COVID-19 not solely responsible for varied level of symptoms: CCMB

The institute had started a genome research on the samples of Covid-19-positive patients in the State in May.

Published: 07th August 2020 07:40 AM  |   Last Updated: 07th August 2020 07:40 AM   |  A+A-

Coronavirus, Vaccine

For representational purposes (Photo | Shekhar Yadav, EPS)

Express News Service

HYDERABAD: A study by the Centre for Cellular and Molecular Biology (CCMB) in Hyderabad has identified that the Covid-19 virus itself is not responsible for the varied level of symptoms witnessed in patients.

Speaking to The New Indian Express, CCMB Director Rakesh Mishra said that the Ribonucleic acid (RNA) of the virus did not change in the host, therefore hinting that the genome pool of the population could be one of the main reasons that a certain section of the population was asymptomatic, while the other witnesses a high mortality rate.
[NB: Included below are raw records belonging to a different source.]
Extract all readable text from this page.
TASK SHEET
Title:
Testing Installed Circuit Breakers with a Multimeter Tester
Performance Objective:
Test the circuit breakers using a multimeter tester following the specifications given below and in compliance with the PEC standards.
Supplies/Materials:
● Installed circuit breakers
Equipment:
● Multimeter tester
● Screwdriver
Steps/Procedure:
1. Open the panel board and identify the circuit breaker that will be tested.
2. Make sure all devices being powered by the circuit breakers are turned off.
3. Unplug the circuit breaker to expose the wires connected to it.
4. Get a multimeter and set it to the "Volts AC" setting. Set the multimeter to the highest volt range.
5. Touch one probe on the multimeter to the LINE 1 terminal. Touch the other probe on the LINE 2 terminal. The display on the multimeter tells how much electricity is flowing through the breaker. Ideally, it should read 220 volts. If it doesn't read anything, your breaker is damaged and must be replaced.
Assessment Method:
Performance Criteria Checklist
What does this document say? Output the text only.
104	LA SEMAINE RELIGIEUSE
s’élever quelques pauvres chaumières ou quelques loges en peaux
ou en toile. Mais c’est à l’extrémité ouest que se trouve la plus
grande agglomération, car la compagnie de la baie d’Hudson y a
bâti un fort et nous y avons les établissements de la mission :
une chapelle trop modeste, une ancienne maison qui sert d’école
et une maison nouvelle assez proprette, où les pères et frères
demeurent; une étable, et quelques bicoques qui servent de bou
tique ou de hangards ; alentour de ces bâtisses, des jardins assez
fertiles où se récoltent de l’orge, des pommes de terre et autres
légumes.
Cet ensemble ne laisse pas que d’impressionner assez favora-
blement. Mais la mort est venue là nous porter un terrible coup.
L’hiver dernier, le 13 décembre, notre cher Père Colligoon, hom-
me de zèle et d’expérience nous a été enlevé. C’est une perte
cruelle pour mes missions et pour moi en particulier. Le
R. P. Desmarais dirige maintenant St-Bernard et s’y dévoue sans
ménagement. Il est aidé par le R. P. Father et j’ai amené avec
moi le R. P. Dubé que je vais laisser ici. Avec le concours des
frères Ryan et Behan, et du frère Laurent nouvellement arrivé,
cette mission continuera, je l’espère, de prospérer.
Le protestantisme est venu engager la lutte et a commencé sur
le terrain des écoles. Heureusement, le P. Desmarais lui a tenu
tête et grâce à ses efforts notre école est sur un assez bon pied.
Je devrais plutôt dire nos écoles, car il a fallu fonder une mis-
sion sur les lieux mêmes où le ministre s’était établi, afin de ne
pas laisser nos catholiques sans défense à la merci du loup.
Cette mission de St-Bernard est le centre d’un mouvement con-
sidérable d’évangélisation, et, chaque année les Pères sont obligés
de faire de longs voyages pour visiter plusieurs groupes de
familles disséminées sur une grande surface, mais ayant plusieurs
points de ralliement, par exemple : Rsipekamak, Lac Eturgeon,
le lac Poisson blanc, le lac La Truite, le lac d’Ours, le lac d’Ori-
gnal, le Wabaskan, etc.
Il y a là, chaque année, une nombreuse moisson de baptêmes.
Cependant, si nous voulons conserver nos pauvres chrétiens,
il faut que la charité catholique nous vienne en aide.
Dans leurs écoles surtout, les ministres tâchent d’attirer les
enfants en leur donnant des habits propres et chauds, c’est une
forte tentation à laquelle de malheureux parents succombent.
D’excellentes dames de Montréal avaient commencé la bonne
The institute had started a genome research on the samples of Covid-19-positive patients in the State in May. This was to study why close to 60-70 per cent of the patients in Telangana were asymptomatic, while the rest required intensive treatment.  Dr Mishra had then said that the research would help understand one of the two things - was the virus different in 40 per cent of the patients, or did 60 per cent of the patients have differences in their genes when compared to the rest of the positive patients.

“After three months of research, we have ruled out the first possibility. The virus and its RNA are not changing in the host and are affecting people differently. Therefore, we are working towards finding out if the genome of the patient is the underlying reason for difference in asymptomatic and moderately symptomatic people. Having said that, we have a varied loci of gene pools and studying multiple loci will take time, so we will be able to come to an understanding in another month or so,” he said.

When asked if the research would help in the development of a vaccine or a treatment for Covid-19, he said, “I feel it would not be very helpful. It may definitely help us understand the dynamic nature of the virus, and that may be helpful in the development of a vaccine. But all of this will depend on the result of our research.”